S’appuyant sur des positions théoriques, sur des études
empiriques sur les effets de la PDMO et sur la jurisprudence
pertinente en matière constitutionnelle, les auteures expliquent
d’abord pourquoi elles interprètent le RAD comme interdisant toute
PDMO, y compris les publicités de rappel. Concluant à une atteinte
à la liberté d’expression, elles examinent ensuite cette atteinte et sa
justification au regard de l’article premier de la Charte. Les auteures
jugent que protéger les Canadiens contre les effets préjudiciables de
la PDMO sur la santé publique est un objectif dont la réalité et
l’urgence sont attestées par les résultats de plusieurs études. Ces
dernières concluant, entre autres, à l’existence d’une corrélation
entre la PDMO et l’augmentation des prescriptions des
médicaments publicisés, les auteures estiment qu’il existe un lien
rationnel entre l’interdiction de PDMO et l’objectif visant à prévenir
l’influence de telles publicités sur la relation entre le patient et le
médecin, l’acte de prescription et la santé du patient. Les auteures
soutiennent finalement que la prohibition quasi absolue de publicité
aux consommateurs reste une atteinte minimale, car aucune
alternative ne permettrait d’atteindre l’objectif du législateur.

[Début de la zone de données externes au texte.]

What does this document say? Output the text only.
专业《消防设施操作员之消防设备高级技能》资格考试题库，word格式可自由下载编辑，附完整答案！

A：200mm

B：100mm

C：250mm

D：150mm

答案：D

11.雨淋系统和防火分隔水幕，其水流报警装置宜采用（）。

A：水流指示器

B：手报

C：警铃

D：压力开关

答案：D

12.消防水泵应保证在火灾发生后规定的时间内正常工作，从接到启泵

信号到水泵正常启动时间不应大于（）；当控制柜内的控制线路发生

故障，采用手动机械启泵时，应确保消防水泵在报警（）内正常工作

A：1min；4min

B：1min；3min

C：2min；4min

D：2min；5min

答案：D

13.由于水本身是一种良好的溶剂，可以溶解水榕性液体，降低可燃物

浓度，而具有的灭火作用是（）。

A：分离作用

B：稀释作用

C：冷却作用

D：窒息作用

The prohibition on direct-to-consumer advertisement of
prescription drugs (DTCA) in Canada implicates a confrontation
between the individual’s right to information and corporate freedom
of expression, on the one hand, and the protection of public health,
on the other. Reacting to an appeal brought by CanWest Media
Works (now Canwest Media) in 2005 before the Superior Court of
Ontario to render this prohibition unconstitutional, the authors assert
that the prohibition, found in the Food and Drugs Act and the Food
and Drug Regulations (FDR), violates freedom of expression
protected under the Canadian Charter of Rights and Freedoms.
However, they determine that article 1 of the Charter justifies the
infringement.
The authors draw on doctrinal theory, empirical studies on
the effects of DTCA on public health, and relevant constitutional
jurisprudence in support of their interpretation of the FDR as
prohibiting all DTCA, including follow-up advertisement. Finding
an infringement of freedom of expression, they consider the
constitutionality of this infringement under section 1 of the Charter.
The authors determine that protecting Canadians from the
detrimental effects of DTCA on public health is a valid objective,
the reality and the urgency of which have been demonstrated by the
results of numerous studies. The authors establish, inter alia, that
there is a correlation between DTCA and the increased prescription
of advertised medication. They assess that there is a rational link
between banning DTCA and reducing the influence of advertising
on the relationship between patients and doctors, the act of
prescription and, ultimately, the health of the patient. The authors
conclude that the near-total prohibition of advertising to consumers
is a minimal infringement, given that no alternative would permit
the realization of the legislator’s objective.